Ever since Feige and Perlmutter parted ways the rumor mill has not been positive. The Inhumans movie suddenly stalled and then was taken off of the schedule all together. Marvel television and Marvel movies have largely been unable to directly interact with each other. While this might work for Daredevil or Jessica Jones they make up for it by having self contained stories. Agents of S.H.I.E.L.D. is trying to do that this season but it still feels weighty. Agent Carter had a strong first season but it was barely renewed the first time and the second suffered from a ‘sophomore slump’ that it wasn’t able to recover from.
Agents of S.H.I.E.L.D. is probably the most inconsistent thing Marvel has made thus far. There hasn’t been a season that has been consistently good and the series has a bad habit of meandering. There weren’t a lot of people calling for a spinoff, but Marvel hastily wrote off two of the better characters in the series, Bobbi Morse (Adrianne Palicki) and Lance Hunter (Nick Blood), without waiting for a confirmation from ABC. To be fair Agents of S.H.I.E.L.D. got the rug pulled out from under it three fourths of the way through its first season with the dismantling of S.H.I.E.L.D. The show has been trying to rebrand itself since by taking on the Inhumans as the show continues struggling to define itself.

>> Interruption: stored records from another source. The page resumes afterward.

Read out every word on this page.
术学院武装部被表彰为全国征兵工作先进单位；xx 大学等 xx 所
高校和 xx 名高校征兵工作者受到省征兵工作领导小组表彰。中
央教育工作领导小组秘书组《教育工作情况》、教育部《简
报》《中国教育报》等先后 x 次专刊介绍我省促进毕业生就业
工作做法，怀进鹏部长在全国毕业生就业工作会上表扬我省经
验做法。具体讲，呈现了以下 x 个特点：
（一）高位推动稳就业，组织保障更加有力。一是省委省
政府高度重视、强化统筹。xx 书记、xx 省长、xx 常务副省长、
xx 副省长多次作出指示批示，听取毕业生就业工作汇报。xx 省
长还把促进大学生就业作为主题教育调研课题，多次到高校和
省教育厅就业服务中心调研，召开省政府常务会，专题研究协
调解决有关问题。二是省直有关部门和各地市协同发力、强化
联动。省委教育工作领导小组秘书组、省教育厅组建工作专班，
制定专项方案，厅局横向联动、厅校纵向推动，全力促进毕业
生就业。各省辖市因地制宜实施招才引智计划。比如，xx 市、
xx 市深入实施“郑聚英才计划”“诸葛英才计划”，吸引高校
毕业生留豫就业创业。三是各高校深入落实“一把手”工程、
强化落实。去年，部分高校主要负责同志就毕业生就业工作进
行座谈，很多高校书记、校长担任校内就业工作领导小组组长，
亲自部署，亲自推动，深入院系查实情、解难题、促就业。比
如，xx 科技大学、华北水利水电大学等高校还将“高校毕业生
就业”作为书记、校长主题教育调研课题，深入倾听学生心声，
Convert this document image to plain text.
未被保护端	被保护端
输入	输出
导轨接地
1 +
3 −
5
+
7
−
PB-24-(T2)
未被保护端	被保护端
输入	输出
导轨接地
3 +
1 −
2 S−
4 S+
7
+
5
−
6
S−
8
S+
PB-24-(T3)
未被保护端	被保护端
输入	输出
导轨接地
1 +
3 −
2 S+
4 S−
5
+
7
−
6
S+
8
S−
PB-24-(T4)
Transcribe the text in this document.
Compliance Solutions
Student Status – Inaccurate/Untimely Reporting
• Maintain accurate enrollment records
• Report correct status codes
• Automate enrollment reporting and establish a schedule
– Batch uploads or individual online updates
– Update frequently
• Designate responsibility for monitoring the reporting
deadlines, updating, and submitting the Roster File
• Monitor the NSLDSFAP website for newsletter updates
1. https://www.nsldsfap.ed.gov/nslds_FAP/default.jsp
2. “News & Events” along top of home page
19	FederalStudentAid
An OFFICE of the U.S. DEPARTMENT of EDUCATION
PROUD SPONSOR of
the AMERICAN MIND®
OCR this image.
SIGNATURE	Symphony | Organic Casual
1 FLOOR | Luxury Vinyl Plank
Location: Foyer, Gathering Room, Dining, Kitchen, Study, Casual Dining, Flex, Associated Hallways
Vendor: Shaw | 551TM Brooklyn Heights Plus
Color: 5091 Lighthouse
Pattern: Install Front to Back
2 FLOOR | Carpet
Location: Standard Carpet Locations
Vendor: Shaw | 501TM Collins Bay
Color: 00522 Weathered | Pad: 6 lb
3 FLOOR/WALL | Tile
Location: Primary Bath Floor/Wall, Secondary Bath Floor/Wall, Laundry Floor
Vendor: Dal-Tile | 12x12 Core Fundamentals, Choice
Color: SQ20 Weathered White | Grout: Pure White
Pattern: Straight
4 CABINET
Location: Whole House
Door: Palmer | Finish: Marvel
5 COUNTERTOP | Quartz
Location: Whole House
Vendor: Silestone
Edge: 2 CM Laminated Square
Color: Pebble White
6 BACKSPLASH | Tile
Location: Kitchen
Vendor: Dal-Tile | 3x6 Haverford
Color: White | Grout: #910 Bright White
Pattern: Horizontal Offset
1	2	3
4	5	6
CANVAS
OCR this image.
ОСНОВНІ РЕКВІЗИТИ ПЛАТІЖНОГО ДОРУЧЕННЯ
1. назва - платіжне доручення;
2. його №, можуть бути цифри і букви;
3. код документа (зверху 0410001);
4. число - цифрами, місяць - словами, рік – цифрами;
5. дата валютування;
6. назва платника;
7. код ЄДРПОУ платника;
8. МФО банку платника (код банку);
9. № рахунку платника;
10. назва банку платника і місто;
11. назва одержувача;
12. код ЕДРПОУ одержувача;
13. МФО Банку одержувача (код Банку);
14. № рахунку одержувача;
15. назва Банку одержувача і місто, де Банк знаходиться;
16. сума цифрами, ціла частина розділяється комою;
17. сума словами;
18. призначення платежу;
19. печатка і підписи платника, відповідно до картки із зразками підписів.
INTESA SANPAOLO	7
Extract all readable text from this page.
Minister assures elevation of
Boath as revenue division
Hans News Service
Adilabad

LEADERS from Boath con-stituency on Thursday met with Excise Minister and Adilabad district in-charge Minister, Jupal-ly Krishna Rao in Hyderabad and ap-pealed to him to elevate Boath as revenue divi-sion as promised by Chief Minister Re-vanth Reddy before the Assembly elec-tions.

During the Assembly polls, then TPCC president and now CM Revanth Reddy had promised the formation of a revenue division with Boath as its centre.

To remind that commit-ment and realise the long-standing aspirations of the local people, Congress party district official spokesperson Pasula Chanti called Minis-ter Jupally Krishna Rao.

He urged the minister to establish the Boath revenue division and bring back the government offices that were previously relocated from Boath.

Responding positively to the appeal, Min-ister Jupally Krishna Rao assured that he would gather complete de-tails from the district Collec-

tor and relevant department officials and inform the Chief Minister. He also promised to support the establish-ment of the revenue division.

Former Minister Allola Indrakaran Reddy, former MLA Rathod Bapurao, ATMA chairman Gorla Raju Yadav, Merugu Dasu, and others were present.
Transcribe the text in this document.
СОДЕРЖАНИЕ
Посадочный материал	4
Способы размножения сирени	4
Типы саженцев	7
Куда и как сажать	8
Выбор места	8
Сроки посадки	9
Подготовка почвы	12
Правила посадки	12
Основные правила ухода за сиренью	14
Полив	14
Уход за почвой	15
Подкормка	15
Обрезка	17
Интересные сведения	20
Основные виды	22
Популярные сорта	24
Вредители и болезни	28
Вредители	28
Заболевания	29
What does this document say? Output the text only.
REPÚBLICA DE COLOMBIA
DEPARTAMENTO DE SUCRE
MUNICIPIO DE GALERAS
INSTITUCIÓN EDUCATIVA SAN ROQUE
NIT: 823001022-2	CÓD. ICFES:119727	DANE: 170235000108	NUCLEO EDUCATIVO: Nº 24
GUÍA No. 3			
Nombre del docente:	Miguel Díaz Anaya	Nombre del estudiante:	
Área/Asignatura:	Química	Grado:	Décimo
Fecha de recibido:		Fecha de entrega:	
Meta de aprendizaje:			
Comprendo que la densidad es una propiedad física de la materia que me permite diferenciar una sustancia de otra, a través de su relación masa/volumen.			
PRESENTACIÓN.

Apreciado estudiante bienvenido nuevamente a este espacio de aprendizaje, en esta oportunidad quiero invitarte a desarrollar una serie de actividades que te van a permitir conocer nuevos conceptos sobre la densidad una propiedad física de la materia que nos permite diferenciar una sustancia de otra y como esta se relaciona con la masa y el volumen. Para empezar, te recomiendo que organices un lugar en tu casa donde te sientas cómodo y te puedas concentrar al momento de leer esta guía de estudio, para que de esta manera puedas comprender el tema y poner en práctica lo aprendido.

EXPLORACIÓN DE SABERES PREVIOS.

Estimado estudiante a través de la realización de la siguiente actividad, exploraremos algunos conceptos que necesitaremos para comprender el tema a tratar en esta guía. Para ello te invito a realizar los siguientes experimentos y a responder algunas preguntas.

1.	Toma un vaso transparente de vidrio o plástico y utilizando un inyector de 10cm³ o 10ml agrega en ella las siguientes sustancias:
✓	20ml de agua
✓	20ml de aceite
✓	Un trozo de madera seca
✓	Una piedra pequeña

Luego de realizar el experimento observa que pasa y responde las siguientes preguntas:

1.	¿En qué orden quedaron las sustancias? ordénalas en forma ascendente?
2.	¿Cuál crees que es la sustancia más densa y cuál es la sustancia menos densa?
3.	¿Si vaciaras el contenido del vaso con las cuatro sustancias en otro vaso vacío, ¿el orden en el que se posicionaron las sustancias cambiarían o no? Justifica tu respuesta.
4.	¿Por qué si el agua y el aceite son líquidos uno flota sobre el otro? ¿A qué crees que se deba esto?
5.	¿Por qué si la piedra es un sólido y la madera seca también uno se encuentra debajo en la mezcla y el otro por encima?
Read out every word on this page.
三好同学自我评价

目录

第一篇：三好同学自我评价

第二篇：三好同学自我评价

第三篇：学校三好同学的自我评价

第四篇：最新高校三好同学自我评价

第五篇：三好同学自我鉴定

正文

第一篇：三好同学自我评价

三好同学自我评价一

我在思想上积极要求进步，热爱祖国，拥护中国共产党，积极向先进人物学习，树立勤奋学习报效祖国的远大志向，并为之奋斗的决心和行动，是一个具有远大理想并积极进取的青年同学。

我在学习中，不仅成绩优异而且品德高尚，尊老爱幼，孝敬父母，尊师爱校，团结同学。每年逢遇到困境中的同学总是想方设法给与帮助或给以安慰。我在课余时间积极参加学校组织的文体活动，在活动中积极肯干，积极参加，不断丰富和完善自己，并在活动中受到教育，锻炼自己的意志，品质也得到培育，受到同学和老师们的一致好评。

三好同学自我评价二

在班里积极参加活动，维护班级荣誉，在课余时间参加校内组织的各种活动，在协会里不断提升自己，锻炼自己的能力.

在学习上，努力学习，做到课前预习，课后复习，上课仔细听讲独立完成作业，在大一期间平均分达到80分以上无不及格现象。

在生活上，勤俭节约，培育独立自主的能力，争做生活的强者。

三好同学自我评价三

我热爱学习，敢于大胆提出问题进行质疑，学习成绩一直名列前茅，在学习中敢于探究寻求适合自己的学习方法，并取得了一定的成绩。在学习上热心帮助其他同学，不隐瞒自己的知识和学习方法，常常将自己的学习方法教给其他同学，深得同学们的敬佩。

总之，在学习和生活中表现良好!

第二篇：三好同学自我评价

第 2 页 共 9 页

The Marvel Cinematic Universe seems to be doing well since the split, and without Perlmutter penny pinching they could offer actors raises, bring on new and interesting talent and generally become “much healthier, happier” says Joe, paving the way for “really compelling choices.” Marvel television has had what is arguably the first failure that Marvel has had since it started this grand experiment back in 2008. Agent Carter spent most of May 12th treading on twitter as people mourn the loss of yet another amazing woman on the small screen. The divide between Marvel TV at ABC and the company seems to be getting worse. The Marvel Cinematic Universe won’t even acknowledge that Agent Phil Coulson is alive or that a version of S.H.I.E.L.D. exists. The Marvel universe is trying, to almost comical levels, to keep the TV and movie universes separate. Daredevil and Jessica Jones make up for it in quality but unfortunately Agents of S.H.I.E.L.D.is only ‘pretty good’ at best.
Agent Carter and Most Wanted are two of the first casualties of the ongoing tensions within Marvel when it comes to the movie and television universes. While we don’t know what is in the future for Marvel television on the small screen (aside from the Cloak and Dagger series they are making at Freeform), unless the people in charge realize they don’t have to act like the Marvel that filed for bankruptcy in 1996 I don’t see it changing.
While the Civil War between Iron Man and Captain America might be over, it seems the one within Marvel itself rages on and I sadly expect there will be more casualties along the way.